В какой-то момент они почти уже добились успеха, куст сильно наклонился, и стало слышно, как трещат его сухожилия. Часть сборщиков отцепили крючья, чтобы перехватить ими повыше и еще потянуть куст на себя, но тут он внезапным рывком снова выпрямился. Вместе с его ветками взлетел в воздух и человек в фуфайке, крепко ухватившийся за свой крюк. Я увидел, как он перевернулся на лету, услышал его возглас, и не успел этот возглас стихнуть, как человек вместе со своим крюком исчез среди веток. Куст шиповника вдруг предстал передо мной как расположившееся на голом склоне Бабы Яги хищное животное. В мгновение ока он ухватил своими когтями бедолагу с крючком и втянул его в свою колючую утробу, туда же, где пряталась змеиная выползина. Из куста послышался стон, сборщики в замешательстве отпрянули от куста, черные куртки из искусственной кожи, наклонившись, приглушили рев своих „хитачей“. Бабки перестали трясти зеленые груши и заспешили по дорожкам терренкура.
Над кустом пролетели сойки, каждая из них несла в клюве по грецкому ореху. Куда они несли эти орехи, не могу сказать, неясно мне также, может ли сойка проглотить орех или расколоть его клювом или она с высоты роняет его на камень, чтоб орех раскололся и она могла съесть ядрышко. Человек из куста стал звать на помощь, он, видно, запаниковал, потому что забился в кусте, точно муха в паутине. Однако, подобно мухе в паутине, чем больше он метался, тем больше запутывался, куст охватывал его и впивался когтями со всех сторон. Куст лишал его возможности двигаться.
Солнце клонилось к закату, освещая пологими лучами алые плоды шиповника, и они все больше напоминали капли крови, проступавшие на лбу куста. Страх пополз по скатам Бабы Яги, сборщики предпринимали вялые попытки помочь пленнику, но попытки их скорее всего отягчали его положение, потому что вскоре он стал вопить изнутри, умоляя не раскачивать куст, не то его когти еще глубже впиваются в тело. „Ох, больно… ох!..“ — стонал бедолага, попавший в ловушку.

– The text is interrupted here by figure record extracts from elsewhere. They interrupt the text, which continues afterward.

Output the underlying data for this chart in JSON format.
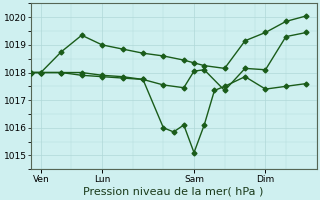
{
  "bg_color": "#cff0f0",
  "grid_color": "#b0d8d8",
  "line_color": "#1a5c1a",
  "marker_color": "#1a5c1a",
  "xlabel": "Pression niveau de la mer( hPa )",
  "xlabel_fontsize": 8,
  "ylim": [
    1014.5,
    1020.5
  ],
  "yticks": [
    1015,
    1016,
    1017,
    1018,
    1019,
    1020
  ],
  "ytick_fontsize": 6.5,
  "xtick_labels": [
    "Ven",
    "Lun",
    "Sam",
    "Dim"
  ],
  "xtick_positions": [
    0.5,
    3.5,
    8.0,
    11.5
  ],
  "x_total_min": 0,
  "x_total_max": 14,
  "series": [
    {
      "x": [
        0,
        0.5,
        1.5,
        2.5,
        3.5,
        4.5,
        5.5,
        6.5,
        7.5,
        8.0,
        8.5,
        9.5,
        10.5,
        11.5,
        12.5,
        13.5
      ],
      "y": [
        1018.0,
        1018.0,
        1018.75,
        1019.35,
        1019.0,
        1018.85,
        1018.7,
        1018.6,
        1018.45,
        1018.35,
        1018.25,
        1018.15,
        1019.15,
        1019.45,
        1019.85,
        1020.05
      ],
      "marker": "D",
      "ms": 2.5,
      "lw": 1.0
    },
    {
      "x": [
        0,
        0.5,
        1.5,
        2.5,
        3.5,
        4.5,
        5.5,
        6.5,
        7.5,
        8.0,
        8.5,
        9.5,
        10.5,
        11.5,
        12.5,
        13.5
      ],
      "y": [
        1018.0,
        1018.0,
        1018.0,
        1017.9,
        1017.85,
        1017.8,
        1017.75,
        1017.55,
        1017.45,
        1018.05,
        1018.1,
        1017.35,
        1018.15,
        1018.1,
        1019.3,
        1019.45
      ],
      "marker": "D",
      "ms": 2.5,
      "lw": 1.0
    },
    {
      "x": [
        0,
        0.5,
        1.5,
        2.5,
        3.5,
        4.5,
        5.5,
        6.5,
        7.0,
        7.5,
        8.0,
        8.5,
        9.0,
        9.5,
        10.5,
        11.5,
        12.5,
        13.5
      ],
      "y": [
        1018.0,
        1018.0,
        1018.0,
        1018.0,
        1017.9,
        1017.85,
        1017.75,
        1016.0,
        1015.85,
        1016.1,
        1015.1,
        1016.1,
        1017.35,
        1017.5,
        1017.85,
        1017.4,
        1017.5,
        1017.6
      ],
      "marker": "D",
      "ms": 2.5,
      "lw": 1.0
    }
  ]
}
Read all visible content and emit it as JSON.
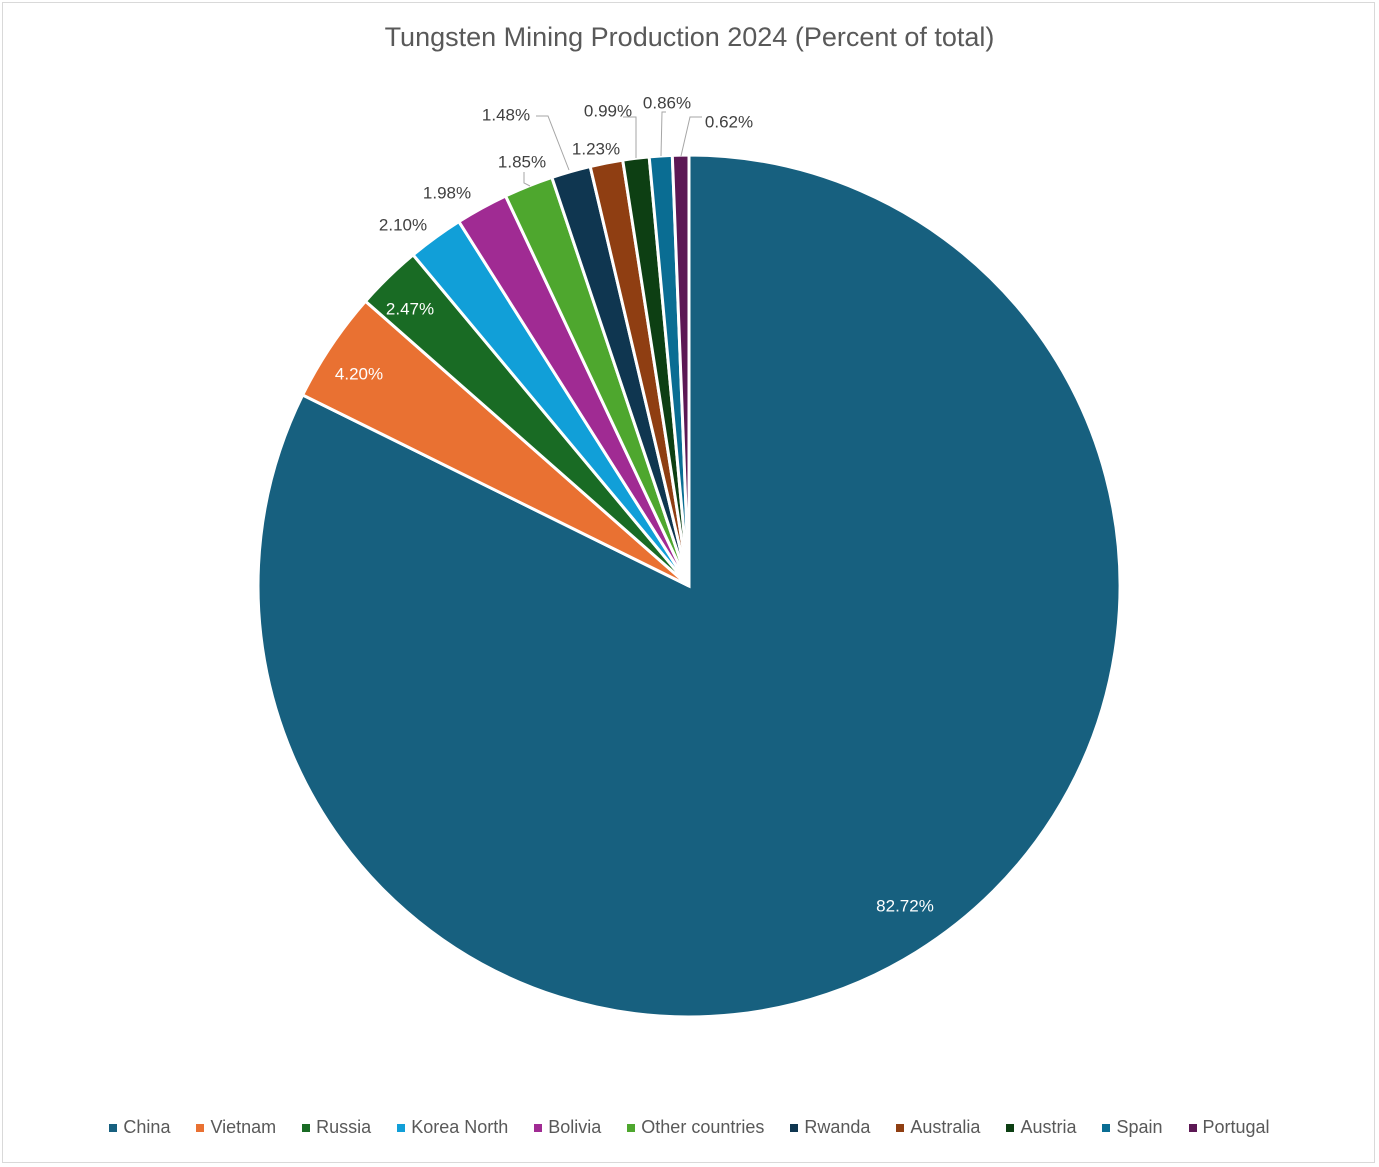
{
  "chart_data": {
    "type": "pie",
    "title": "Tungsten Mining Production 2024 (Percent of total)",
    "legend_position": "bottom",
    "slices": [
      {
        "name": "China",
        "value": 82.72,
        "label": "82.72%",
        "color": "#17607f"
      },
      {
        "name": "Vietnam",
        "value": 4.2,
        "label": "4.20%",
        "color": "#e97132"
      },
      {
        "name": "Russia",
        "value": 2.47,
        "label": "2.47%",
        "color": "#196b24"
      },
      {
        "name": "Korea North",
        "value": 2.1,
        "label": "2.10%",
        "color": "#119fd8"
      },
      {
        "name": "Bolivia",
        "value": 1.98,
        "label": "1.98%",
        "color": "#a02b93"
      },
      {
        "name": "Other countries",
        "value": 1.85,
        "label": "1.85%",
        "color": "#4ea72e"
      },
      {
        "name": "Rwanda",
        "value": 1.48,
        "label": "1.48%",
        "color": "#0f3650"
      },
      {
        "name": "Australia",
        "value": 1.23,
        "label": "1.23%",
        "color": "#8f3e12"
      },
      {
        "name": "Austria",
        "value": 0.99,
        "label": "0.99%",
        "color": "#0d3f13"
      },
      {
        "name": "Spain",
        "value": 0.86,
        "label": "0.86%",
        "color": "#0a6d93"
      },
      {
        "name": "Portugal",
        "value": 0.62,
        "label": "0.62%",
        "color": "#5c1854"
      }
    ]
  }
}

Никогда прежде я не видел, чтоб Баба Яга так быстро пустела. Отдыхающие поспешно спускались к своим домам отдыха и санаториям, по ту сторону гребня прошел чабан, покрикивая на овец. Его не было видно, слышно было только блеянье да перезвон колокольцев. Владельцы „хитачей“ совсем приглушили музыку и почти на цыпочках спускались в низину, где зарождался легкий голубоватый туман, а может и дым, кто знает. Во всяком случае этот голубоватый туман или дым волнами медленно пополз по голому боку Бабы Яги к кусту шиповника, вонзившему все свои когти в пленника. Я стоял на гребне и наблюдал за сборщиками. Они разбирали свои корзины и мешки, кое-кто закурил, дым пластами повисал над ними. Они о чем-то тихо переговаривались и тихо говорили что-то пленнику. Потом взяли свои корзины и мешки и, вскинув на плечи деревянные крючья, потянулись в разные стороны. Видимо, эти люди не принадлежали к одной группе сборщиков, а случайно встретились днем у кустов шиповника, разбросанных по горному склону, наскоро перезнакомились, но при первой же беде разбрелись каждый в свою сторону. Они немало поизмывались над природой, но вот и природа нашла случай поизмываться над ними и задержала одного из них в своих когтях.